I’m a memoir writer who has taken courses on story structure. Almost all stories begin with a hero who feels out of sync with the world. Then the hero sets off on a journey and encounters mentors, allies and enemies. My journey was getting in contact with Mum, Dad and my brother on a regular basis using social media and video chat technology. They all became my mentors, allies and enemies. In the end, the hero returns to the ordinary world with a superpower that gives her an edge. What I came to understand as I bonded and deepened my relationship with my family is that like me, they are all creative, in search of a deeper meaning of life, have narcissistic tendencies, can often get stuck in their ways and when treated with understanding are generous in their own ways. The understanding they seek is often as simple as being listened to with full presence.

“Externalizing conversations in which the problem becomes the problem, not the person, can be considered counter-practices to those that objectify people’s identities. Externalizing conversations employ practices of objectification of the problem against cultural practices of objectification of people” (White, 2007, 26).

Externalising Parsley

In Turkey, we have a saying for people who meddle in other people’s lives. We call them ‘parsley’. The reason is, that a sprig of parsley is often thrown as garnish on every dish and diners don’t appreciate it and it ends up in the rubbish.
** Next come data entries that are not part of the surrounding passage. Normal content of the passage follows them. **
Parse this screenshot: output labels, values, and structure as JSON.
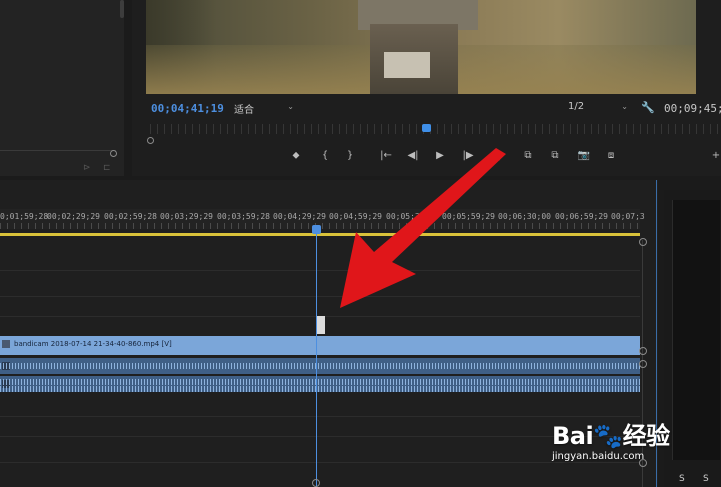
{
  "program_monitor": {
    "current_timecode": "00;04;41;19",
    "fit_value": "适合",
    "resolution_value": "1/2",
    "duration_timecode": "00;09;45;1"
  },
  "icons": {
    "wrench": "🔧",
    "marker": "⬥",
    "mark_in": "{",
    "mark_out": "}",
    "go_to_in": "|←",
    "step_back": "◀|",
    "play": "▶",
    "step_forward": "|▶",
    "go_to_out": "→|",
    "lift": "⧉",
    "extract": "⧉",
    "export_frame": "📷",
    "compare": "⧈",
    "add": "+",
    "left_panel_a": "⊳",
    "left_panel_b": "⊏"
  },
  "timeline": {
    "ruler_labels": [
      "0;01;59;28",
      "00;02;29;29",
      "00;02;59;28",
      "00;03;29;29",
      "00;03;59;28",
      "00;04;29;29",
      "00;04;59;29",
      "00;05;30;00",
      "00;05;59;29",
      "00;06;30;00",
      "00;06;59;29",
      "00;07;3"
    ],
    "video_clip_label": "bandicam 2018-07-14 21-34-40-860.mp4 [V]"
  },
  "audio_meters": {
    "solo_left": "S",
    "solo_right": "S"
  },
  "watermark": {
    "logo": "Bai🐾经验",
    "url": "jingyan.baidu.com"
  },
  "colors": {
    "accent_blue": "#4d8fe0",
    "video_clip": "#7ba6d9",
    "audio_clip": "#3f5f86",
    "work_area": "#d9c23a",
    "arrow_red": "#e0161a"
  }
}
I was called ‘parsley’ by Mum who didn’t appreciate my efforts to understand her side of the family.

I externalised the problem. Parsley was the symbol for my excessive creative energy. Also, parsley is delicious when used in the right dishes like tabouleh salad and offers health benefits. As in the example of writing down recipes that called for parsley, I wrote down the places that called for my creativity.

The places where I can throw my energy are this blog, my work as a volunteer biography writer for palliative care patients and a third is my book “The Wisdom of Gifts”.

I mentioned that Mum was an artist. Dad is also highly intelligent and creative. He gave up on his dream of becoming a film director to provide stability for his family. Unfortunately, he tried to direct my life, trying to choose my profession and suitors for me. I too find that I try to control other people’s lives. I tell myself I’m only trying to help when I try to get my partner to join my gym, for example. He rightfully points out that I’m judging him as inferior when I try to run his life.

Accountability

A challenge to overcome in setting up regular contact was the geographical barriers. Mum is in Istanbul and Dad in DC, two very different times zones to Sydney where my brother and I reside. With Mum, we set up a daily teatime at 4 PM in Sydney which is breakfast time for her. Through WhatsApp, we could have video chats and my daughters would have virtual tea parties with their grandmother. I would take screenshots to document.

For Dad, we determined that Wednesday mornings in Sydney, Tuesday evenings for him, were optimal as he had Wednesdays off from work. He would get a chance to see his granddaughters on video calls. Again, our contact was documented to show his qualities as an attentive grandfather.

Documentation

I would occasionally share my writing work and as expected, Dad would ignore it, Mum wouldn’t understand it and my brother would be overly critical.

Throughout this process, I used meditation and journaling to identify the difficult emotions that arose within me.

These days my family continues to ignore the creative work I do. I recently made the decision to have less contact as their rejection of their own creative gifts started blocking me as well and I was starting to become depressed.

Going forward, I would like to learn more about using filmmaking to document lives and further explore the benefits of narrative therapy in family counselling.

Over to you…

What are some creative ways you can use narrative practice to build better relationships in your own life?